TL;DR

A freehold 13,523 sq ft site at Jalan Ulu Siglap in Singapore's District 15 has been listed for sale at S$28 million, equating to roughly S$2,070 psf. Currently operating as a nursing home, the property offers near-term income but carries URA zoning and change-of-use risks that buyers must price carefully.

A freehold residential site at Jalan Ulu Siglap spanning 13,523 sq ft has been put up for sale at S$28 million, translating to a land rate of approximately S$2,070 per sq ft based on its existing footprint. The property sits in District 15, one of Singapore's more tightly held freehold corridors along the eastern flank of the island.

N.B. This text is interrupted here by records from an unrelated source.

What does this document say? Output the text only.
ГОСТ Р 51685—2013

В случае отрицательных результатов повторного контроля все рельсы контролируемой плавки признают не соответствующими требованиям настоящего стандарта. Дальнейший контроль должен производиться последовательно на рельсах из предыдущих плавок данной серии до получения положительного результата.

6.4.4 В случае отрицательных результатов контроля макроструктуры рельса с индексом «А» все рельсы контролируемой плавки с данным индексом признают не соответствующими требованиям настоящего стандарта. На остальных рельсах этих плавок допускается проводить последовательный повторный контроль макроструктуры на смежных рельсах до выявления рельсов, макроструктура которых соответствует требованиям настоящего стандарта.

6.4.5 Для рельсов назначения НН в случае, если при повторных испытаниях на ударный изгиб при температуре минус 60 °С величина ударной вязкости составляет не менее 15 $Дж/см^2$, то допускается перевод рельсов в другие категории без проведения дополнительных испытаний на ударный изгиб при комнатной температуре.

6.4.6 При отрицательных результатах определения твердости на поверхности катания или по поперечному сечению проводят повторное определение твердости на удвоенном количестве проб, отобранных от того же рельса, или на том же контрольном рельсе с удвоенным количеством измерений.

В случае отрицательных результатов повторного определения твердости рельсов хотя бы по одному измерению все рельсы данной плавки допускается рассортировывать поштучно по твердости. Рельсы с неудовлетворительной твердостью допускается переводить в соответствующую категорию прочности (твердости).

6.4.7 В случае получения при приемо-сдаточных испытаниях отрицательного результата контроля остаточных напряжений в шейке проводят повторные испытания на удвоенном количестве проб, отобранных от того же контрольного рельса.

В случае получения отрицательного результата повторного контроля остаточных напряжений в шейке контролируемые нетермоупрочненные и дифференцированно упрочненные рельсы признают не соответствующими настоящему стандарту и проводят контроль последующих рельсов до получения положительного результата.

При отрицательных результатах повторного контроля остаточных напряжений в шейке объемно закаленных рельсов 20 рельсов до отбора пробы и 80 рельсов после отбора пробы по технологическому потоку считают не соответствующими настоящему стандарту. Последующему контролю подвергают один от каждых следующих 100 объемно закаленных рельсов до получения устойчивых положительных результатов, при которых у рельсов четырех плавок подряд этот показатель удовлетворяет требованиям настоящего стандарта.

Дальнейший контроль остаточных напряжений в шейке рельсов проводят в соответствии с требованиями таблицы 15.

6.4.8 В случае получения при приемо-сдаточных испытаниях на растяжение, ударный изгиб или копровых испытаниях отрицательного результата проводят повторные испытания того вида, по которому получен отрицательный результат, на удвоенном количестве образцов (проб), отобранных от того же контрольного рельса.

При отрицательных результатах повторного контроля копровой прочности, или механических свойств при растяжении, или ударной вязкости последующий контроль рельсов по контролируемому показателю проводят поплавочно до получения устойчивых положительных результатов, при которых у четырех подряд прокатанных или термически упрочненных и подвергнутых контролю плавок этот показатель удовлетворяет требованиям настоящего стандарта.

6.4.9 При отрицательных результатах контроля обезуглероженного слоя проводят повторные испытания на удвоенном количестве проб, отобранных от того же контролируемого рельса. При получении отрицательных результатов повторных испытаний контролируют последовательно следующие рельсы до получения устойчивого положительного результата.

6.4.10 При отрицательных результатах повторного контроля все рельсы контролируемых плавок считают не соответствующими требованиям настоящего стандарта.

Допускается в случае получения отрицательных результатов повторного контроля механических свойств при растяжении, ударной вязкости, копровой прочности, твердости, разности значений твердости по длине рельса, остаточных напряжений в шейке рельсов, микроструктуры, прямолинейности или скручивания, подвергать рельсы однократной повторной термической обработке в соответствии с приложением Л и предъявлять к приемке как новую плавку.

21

The site is currently operating as a nursing home, which gives a prospective buyer immediate rental income while planning approvals are pursued. For investors and developers, the freehold tenure is the headline draw, freehold land in District 15 rarely surfaces at this scale, and the S$28 million quantum is sized for mid-tier developers or family offices rather than the large institutional players who typically require larger land parcels to justify overhead.

Key figures worth tracking before any offer:

  • Site area: 13,523 sq ft
  • Asking price: S$28 million
  • Indicative land rate: ~S$2,070 psf on existing area
  • Tenure: Freehold
  • Current use: Nursing home (operational)
  • Location: Jalan Ulu Siglap, District 15, Singapore

Redevelopment potential hinges on what URA's Master Plan zoning allows for the plot. Buyers will need to conduct their own due diligence on gross floor area allowances, plot ratio, and whether a change-of-use application is required to pivot away from the current healthcare designation. Singapore's planning authority has been deliberate about protecting healthcare-use sites in residential zones, so any residential or mixed redevelopment play carries regulatory risk that should be priced in. The presence of an operating nursing home also means any transition timeline is not straightforward, vacant possession would need to be negotiated separately.

Comparable freehold transactions in the East Coast and Katong belt have drawn steady interest from boutique developers targeting the luxury landed and small strata market. Demand from high-net-worth buyers for freehold addresses in District 15 has remained firm even as broader Singapore residential volumes have moderated in 2026 under higher borrowing costs.

Why it matters: Freehold land below the S$30 million mark in District 15 is a shrinking pool, and this listing will likely attract competitive interest from developers who have been priced out of larger en bloc plays. Investors evaluating this asset should commission an independent URA zoning check and model at least two exit scenarios, redevelopment and held-income, before the expression-of-interest deadline, as the current nursing home use introduces both a cash-flow buffer and a planning complexity that will shape final pricing.